Not theoretical.
If you can test anything through observation, measurements and quantities (eg repeatability of experiments, discovery multiple independent evidence, etc, for statistical data, probability and verification purposes), then scientific method is set of useful procedures.
Second, science accepts that (A) what models are testable and reject what models that have been tested false (thus refuting the models). The former (A) is probable, the later (B) improbable; these are two possible outcome of falsifiable models.
It is the EVIDENCE (along with any data associated with the evidence) that determine the conclusion of any model.
The 3rd possible outcome (C) is that the models are unfalsifiable, and are untestable. These models should not only be thrown out as failed models and improbable, but should be deemed as pseudoscience if the researcher refused to let it go. Example, Fred Hoyle with his Steady State model on cosmology, or Michael Behe with his Irreducible Complexity.
My points is that NO explanatory models should be accepted as true by default, without testing - which is what you are suggesting above quote, which I’ll replay:
“...HOWEVER it may be that our physical senses and instruments at this time can not detect the posited planes of nature beyond the known physical.”
Here, you are suggesting that we should accept what you believe in the supernatural to be true, even when we have no mean of testing such claim or belief.
How long do you think we should wait for technology to catch up with this claim of the supernatural?
HOWEVER it may be that our physical senses and instruments at this time can not detect the posited planes of nature beyond the known physical.
Well, that’s now science work.
It is true, that are number of cases, where someone has theoretical models that cannot be tested until years later, decades later, and even centuries later.
For instance, the Hellenistic astronomer and mathematician, Aristarchus of Samos, theoretically proposed that the Earth and other planets orbiting around the sun, hence the Heliocentric model of planetary motion, as opposed to the sun orbiting around the stationary Earth, hence geocentric model, which is the popular in much older Babylonian astronomy and in younger Greek astronomy (eg Aristotle, and 2nd century CE Claudius Ptolemy).
The church officially accepted Ptolemy’s geocentric model for a thousand years. But Nicolaus Copernicus brought Aristarchus’ heliocentric model back into limelight, and it was later verified by astronomers using telescopes, Galileo, Kepler and Isaac Newton.
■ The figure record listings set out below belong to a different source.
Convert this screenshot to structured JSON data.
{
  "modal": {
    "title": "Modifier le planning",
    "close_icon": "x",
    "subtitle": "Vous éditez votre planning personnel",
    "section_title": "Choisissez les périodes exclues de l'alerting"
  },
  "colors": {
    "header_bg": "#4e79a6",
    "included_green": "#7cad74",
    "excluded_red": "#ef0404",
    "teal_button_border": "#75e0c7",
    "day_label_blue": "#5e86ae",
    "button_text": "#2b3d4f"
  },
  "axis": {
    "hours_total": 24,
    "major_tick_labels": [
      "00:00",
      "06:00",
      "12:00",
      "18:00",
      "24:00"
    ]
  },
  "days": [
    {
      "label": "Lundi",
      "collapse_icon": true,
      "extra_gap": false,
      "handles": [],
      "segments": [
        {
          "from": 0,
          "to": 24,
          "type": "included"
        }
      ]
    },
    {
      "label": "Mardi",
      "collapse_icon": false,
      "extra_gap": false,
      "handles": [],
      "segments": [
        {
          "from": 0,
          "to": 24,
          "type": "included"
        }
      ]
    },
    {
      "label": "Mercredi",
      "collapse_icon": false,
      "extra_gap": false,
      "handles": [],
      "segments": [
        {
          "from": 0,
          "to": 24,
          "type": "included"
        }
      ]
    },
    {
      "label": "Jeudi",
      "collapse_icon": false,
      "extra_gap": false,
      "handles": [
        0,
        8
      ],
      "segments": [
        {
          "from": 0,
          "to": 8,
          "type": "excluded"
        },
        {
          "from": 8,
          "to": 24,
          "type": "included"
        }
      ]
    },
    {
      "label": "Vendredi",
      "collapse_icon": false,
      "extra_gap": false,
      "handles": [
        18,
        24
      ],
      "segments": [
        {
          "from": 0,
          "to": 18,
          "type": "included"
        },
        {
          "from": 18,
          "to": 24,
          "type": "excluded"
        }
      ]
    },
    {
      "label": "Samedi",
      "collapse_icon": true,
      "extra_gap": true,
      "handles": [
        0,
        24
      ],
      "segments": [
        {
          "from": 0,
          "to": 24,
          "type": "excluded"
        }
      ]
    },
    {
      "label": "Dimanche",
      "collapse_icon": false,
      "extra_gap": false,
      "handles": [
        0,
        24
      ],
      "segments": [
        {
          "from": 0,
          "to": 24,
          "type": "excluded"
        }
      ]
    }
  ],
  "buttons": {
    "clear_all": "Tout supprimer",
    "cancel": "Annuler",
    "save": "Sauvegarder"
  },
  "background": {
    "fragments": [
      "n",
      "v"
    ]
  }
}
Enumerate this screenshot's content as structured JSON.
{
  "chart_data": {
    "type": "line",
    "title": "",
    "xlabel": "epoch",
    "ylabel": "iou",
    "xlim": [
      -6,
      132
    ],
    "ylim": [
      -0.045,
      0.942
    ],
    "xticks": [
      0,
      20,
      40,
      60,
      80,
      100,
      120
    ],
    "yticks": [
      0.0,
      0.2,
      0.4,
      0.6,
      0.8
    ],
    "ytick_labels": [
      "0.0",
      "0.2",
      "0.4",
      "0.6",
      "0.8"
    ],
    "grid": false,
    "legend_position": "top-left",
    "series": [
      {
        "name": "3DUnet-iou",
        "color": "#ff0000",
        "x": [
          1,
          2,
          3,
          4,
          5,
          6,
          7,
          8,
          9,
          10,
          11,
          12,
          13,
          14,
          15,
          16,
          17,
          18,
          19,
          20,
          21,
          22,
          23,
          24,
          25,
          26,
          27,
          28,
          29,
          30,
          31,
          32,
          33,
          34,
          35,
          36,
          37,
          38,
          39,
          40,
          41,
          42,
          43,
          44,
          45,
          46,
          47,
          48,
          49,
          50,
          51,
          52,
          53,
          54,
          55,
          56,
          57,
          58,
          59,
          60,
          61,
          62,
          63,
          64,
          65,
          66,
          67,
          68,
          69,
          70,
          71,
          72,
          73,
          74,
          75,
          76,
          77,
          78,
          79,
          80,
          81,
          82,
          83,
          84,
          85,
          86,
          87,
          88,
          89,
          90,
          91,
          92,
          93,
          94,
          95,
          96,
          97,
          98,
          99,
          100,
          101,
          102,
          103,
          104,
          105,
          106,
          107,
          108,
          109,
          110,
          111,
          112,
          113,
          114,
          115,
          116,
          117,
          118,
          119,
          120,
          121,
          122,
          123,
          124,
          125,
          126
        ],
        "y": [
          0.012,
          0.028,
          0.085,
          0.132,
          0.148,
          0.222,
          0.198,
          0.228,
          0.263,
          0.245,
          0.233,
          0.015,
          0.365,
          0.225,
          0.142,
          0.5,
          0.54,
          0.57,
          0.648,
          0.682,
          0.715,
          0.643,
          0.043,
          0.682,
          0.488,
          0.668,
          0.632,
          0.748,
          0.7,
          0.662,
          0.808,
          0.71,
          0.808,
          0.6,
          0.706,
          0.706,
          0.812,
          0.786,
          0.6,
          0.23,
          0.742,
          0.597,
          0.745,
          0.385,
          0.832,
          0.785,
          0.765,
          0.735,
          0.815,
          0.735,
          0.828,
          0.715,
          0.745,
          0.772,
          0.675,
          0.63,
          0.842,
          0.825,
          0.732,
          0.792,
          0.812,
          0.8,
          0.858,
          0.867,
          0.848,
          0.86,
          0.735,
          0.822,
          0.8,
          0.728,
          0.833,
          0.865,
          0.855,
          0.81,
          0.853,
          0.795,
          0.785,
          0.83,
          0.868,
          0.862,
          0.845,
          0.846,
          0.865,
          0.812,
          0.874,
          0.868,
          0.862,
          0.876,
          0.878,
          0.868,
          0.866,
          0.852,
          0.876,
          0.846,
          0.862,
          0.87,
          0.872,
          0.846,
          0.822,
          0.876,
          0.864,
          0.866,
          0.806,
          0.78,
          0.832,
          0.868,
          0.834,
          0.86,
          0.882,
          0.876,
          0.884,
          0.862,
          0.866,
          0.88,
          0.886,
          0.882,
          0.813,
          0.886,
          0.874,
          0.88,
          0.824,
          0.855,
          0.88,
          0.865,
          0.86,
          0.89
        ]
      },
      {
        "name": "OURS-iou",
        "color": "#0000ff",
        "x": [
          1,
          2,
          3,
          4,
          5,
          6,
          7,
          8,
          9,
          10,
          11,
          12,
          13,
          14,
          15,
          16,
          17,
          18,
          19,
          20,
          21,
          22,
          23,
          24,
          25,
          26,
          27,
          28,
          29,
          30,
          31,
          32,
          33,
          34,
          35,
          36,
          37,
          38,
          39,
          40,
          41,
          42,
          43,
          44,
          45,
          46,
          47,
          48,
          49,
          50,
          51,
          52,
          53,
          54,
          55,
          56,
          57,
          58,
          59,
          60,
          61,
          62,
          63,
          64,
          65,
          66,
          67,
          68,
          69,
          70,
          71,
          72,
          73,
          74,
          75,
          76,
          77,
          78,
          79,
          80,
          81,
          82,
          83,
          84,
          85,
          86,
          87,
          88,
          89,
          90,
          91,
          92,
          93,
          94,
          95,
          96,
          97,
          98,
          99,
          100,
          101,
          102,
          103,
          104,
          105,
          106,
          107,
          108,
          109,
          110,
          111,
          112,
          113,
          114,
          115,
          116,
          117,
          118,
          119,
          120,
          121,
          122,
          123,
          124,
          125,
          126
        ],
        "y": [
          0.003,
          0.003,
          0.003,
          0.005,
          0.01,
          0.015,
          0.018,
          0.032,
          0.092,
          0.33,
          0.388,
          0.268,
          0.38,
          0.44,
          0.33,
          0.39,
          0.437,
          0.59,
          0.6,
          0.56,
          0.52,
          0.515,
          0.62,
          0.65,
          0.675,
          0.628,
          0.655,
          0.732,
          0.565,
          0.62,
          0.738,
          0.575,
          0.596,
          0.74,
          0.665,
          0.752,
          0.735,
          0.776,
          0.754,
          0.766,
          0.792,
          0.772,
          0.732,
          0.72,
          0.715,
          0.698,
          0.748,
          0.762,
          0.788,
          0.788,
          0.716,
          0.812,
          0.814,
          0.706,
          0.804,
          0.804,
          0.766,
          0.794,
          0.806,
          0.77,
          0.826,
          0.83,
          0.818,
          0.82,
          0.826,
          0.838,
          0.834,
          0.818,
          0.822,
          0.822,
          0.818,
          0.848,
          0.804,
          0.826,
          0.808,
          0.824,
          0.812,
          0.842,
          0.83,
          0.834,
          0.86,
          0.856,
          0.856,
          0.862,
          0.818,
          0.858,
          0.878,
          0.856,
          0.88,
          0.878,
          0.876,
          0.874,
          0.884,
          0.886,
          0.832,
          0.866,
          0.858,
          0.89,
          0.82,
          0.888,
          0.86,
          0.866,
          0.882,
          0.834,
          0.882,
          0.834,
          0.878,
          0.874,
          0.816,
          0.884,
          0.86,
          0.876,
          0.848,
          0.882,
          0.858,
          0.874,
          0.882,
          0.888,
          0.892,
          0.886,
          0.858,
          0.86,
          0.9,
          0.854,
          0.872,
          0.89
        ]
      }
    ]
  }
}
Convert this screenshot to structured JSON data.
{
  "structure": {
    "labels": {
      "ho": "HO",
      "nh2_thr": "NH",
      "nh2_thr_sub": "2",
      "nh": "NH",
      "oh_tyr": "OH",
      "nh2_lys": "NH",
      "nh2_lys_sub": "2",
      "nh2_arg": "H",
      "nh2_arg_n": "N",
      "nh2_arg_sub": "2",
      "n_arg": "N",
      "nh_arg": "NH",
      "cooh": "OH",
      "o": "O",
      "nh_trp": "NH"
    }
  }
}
Likewise, Alexander Friedmann, Howard Percy Robertson and Georges Lemaître independently proposed the expanding universe model (later called the Big Bang theory) during the 1920s, with Robertson and Lemaître proposing the Redshift to test the expansion. And in 1948, the BB model was expanded to include the Big Bang Nucleosynthesis and Cosmic Microwave Background Radiation (proposed by George Gamow, Ralph Alpher and Robert Herman) as mean of testing this model. CMBR was discovered until 1964, by Arno Penzias and Robert Wilson; this is what turn the Big Bang from “hypothesis” into a working “scientific theory”.
So yes, sometimes technology need to catch up with the model, except that what Aristarchus originally proposed was natural phenomena, not a supernatural one.
What you are proposing is acceptance of supernova, which have never been tested true, and yet you wanted us to treat supernatural as fact.
Like I said, that’s not science. Science required repeatable and testable observations for verification. You cannot expect science to treat something to be factual without evidence.
You are accepting something prematurely, and want everyone to follow your lead.